Somebody's knockin'...
Yesterday, I was driving to the store, listening to the end of a very interesting audiobook, when I thought I heard someone knocking on a door. I turned off the audiobook and listened again. At first I didn't hear anything, but then I heard it again, a very quick and distinct knock, knock, knock, knock, knock. I started looking around. Was someone in the car with me? I didn't see anyone. Visions of "the little people" popped into my head. I kept listening but I never heard it again. I know it was probably just a sound my car made as it was warming up. Probably needs a tune up. But that sound has stuck with me.
After breakfast today, I was feeling a little restless, so I went for a little walk around the house on this pretty, late December morning. I started taking pictures of little things I saw as I explored. I have this white lilac bush at my front porch that I am considering taking out because it has hardly bloomed at all in the last several years. I noticed that it looks like it's getting ready to bloom. This crazy Ohio weather is confusing! I snapped a picture of a budding branch. Later, as I looked at the pictures I took, I noticed the buds against my front door. The knocking popped into my head again,
For several years I have felt...restless...expectant...unsatisfied...waiting for SOMETHING. I don't know why I feel this way. Like the picture above, I feel like I bloom at all the wrong times. Perhaps I have been in the middle of some sort of midlife crisis. I don't really know who I want to be when I "grow up." I don't WANT to feel like this...I try to feel content with my life. I am surely blessed with family, friends. a good job, a busy life. I just can't shake this feeling that I am supposed to be doing something...

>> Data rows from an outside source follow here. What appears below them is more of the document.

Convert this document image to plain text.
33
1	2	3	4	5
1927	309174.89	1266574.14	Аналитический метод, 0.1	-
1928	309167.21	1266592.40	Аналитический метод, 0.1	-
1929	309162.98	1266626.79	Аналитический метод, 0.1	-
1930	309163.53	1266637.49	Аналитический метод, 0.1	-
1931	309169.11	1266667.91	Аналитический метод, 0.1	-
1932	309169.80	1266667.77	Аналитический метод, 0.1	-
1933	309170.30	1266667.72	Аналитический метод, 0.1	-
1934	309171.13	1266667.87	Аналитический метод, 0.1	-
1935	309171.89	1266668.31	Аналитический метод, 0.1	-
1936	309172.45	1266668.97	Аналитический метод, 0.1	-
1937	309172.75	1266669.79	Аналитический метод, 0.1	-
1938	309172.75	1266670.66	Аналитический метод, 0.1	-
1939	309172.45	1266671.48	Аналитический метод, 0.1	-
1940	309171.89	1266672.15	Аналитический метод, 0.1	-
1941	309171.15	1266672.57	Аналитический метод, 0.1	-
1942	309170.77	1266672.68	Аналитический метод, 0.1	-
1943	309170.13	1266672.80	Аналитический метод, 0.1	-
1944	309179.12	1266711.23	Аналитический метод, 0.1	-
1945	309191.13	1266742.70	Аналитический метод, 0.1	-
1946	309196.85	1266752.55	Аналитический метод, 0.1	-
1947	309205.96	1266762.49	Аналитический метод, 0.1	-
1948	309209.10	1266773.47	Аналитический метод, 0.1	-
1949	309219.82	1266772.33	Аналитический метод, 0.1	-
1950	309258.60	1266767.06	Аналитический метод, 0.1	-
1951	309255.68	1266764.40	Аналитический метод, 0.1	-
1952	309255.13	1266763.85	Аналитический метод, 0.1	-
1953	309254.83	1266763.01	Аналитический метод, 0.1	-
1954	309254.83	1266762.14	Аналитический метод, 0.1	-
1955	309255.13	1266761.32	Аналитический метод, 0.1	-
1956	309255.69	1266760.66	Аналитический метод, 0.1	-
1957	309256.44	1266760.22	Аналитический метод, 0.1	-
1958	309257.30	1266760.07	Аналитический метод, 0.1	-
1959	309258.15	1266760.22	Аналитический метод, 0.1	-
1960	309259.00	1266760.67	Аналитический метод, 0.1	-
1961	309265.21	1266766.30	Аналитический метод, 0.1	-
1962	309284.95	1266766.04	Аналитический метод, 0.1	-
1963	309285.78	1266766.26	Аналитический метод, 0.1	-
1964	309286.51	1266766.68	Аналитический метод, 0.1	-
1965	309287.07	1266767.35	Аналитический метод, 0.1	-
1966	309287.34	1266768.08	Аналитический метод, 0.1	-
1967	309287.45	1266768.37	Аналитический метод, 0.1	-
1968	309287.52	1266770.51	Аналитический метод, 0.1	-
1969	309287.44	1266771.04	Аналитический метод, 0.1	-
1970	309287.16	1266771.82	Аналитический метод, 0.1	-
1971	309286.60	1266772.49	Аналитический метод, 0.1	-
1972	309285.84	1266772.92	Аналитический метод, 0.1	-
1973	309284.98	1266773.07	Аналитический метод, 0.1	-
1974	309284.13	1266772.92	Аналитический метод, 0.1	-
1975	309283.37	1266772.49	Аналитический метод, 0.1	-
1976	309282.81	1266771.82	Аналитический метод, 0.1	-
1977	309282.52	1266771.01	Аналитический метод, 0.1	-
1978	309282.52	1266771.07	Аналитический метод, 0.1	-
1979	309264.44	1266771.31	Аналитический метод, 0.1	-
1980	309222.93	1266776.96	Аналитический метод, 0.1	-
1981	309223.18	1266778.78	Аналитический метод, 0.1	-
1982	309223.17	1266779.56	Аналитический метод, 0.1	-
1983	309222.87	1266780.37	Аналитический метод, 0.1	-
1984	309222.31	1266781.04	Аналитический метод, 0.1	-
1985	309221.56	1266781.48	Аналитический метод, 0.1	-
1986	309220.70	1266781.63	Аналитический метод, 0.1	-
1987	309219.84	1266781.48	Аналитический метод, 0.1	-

Who was knocking? Who was trying to get my attention? God and I have always had a good relationship. I listen for God's voice in my daily life and I watch for his messages, like the crosses in the sky He sends me occasionally for encouragement. Is He trying to tell me something? How do I know?
As a new year approaches, many people search for a new beginning. Perhaps that's all it is. New beginnings are a good thing. 2016 has been a strange year. Maybe 2017 is knocking, enthusiastically wanting to come in a little early. That's fine with me.
Whether it's God, opportunity, a new year, my car needing a tune up, the "little people" living in my car or something I haven't even thought of, I'm going to keep an open mind and keep listening for that knocking and be ready to open the door. I'm ready for an adventure!